Recent Trends in Development of Active Magnetic Bearings

2003 
An active magnetic bearing which supports a non-contact floating rotor by adjusting the attractive force of an electromagnet has been used for various industrial rotating machinery from the mid 1970s. The active magnetic bearings are classified into several types depending on the number of control axes thereof. The most frequently-used type is a fivedegree-of-freedom-controlled active magnetic bearing which controls a total of five axes of four radial axes (X1, Y1, X2, and Y2) and the axial axis (Z). A turbo molecular pump which is used as a mechanical vacuum pump for a semiconductor manufacture equipment can be pointed out as the most successful applications of the active magnetic bearing. The active magnetic bearing, however, required a number of displacement sensors, complicated controllers, power amplifiers for driving the electromagnets or the like and thus had higher cost, consequently, still preventing itself from being used in other application fields.

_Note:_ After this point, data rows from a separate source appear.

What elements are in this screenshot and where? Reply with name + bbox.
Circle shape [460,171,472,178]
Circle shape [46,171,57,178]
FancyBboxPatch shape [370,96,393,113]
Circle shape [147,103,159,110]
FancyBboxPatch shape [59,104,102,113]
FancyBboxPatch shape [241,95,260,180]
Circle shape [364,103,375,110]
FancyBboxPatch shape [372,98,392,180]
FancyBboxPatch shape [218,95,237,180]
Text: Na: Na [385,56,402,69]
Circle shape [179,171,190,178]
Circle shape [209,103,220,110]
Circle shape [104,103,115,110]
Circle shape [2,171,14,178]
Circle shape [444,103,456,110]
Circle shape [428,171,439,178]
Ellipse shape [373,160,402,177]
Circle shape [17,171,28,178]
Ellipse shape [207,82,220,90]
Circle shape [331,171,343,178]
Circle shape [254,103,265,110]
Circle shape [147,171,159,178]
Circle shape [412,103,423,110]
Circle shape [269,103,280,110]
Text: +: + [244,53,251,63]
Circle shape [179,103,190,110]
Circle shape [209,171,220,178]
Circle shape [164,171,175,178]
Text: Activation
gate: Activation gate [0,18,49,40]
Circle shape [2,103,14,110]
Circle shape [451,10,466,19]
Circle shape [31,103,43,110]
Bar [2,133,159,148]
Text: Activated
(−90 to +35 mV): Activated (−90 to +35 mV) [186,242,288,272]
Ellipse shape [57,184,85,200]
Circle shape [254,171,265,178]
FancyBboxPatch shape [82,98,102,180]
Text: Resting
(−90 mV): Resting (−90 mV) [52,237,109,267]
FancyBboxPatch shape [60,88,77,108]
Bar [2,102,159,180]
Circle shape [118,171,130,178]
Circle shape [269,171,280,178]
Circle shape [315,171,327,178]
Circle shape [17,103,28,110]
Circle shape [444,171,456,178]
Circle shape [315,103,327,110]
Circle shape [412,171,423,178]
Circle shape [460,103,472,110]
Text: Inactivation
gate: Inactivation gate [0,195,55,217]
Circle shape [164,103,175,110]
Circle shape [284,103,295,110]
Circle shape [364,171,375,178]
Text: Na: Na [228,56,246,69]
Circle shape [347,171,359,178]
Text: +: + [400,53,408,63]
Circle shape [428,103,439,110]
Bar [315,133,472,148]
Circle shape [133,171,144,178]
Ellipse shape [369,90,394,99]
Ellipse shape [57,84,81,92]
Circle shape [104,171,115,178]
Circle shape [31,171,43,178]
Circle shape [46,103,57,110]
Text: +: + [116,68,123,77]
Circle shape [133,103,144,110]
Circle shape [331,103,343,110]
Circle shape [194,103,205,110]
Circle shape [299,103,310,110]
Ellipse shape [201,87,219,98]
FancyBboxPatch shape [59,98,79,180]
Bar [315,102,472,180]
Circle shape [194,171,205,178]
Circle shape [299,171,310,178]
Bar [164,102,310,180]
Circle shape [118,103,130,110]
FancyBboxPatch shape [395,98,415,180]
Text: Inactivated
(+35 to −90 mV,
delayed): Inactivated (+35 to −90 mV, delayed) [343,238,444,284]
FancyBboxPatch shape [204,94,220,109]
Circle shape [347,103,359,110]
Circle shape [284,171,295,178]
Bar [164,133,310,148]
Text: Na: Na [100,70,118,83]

Conventionally, such application also has mainly used an analog controller which requires terribly long term of tuning process for the transfer function of the control circuit carried out by well-experienced rare expert engineers, which was another reason of higher cost. However, the introduction of the digital control by the application of the digital signal processor (hereinafter abbreviated as DSP) after 1990 has allowed the active magnetic bearings to be increasingly used for rotating machines in various industrial fields. This paper will describe the trends of technical development (mainly the digital control) and the international standardization of the active magnetic bearings.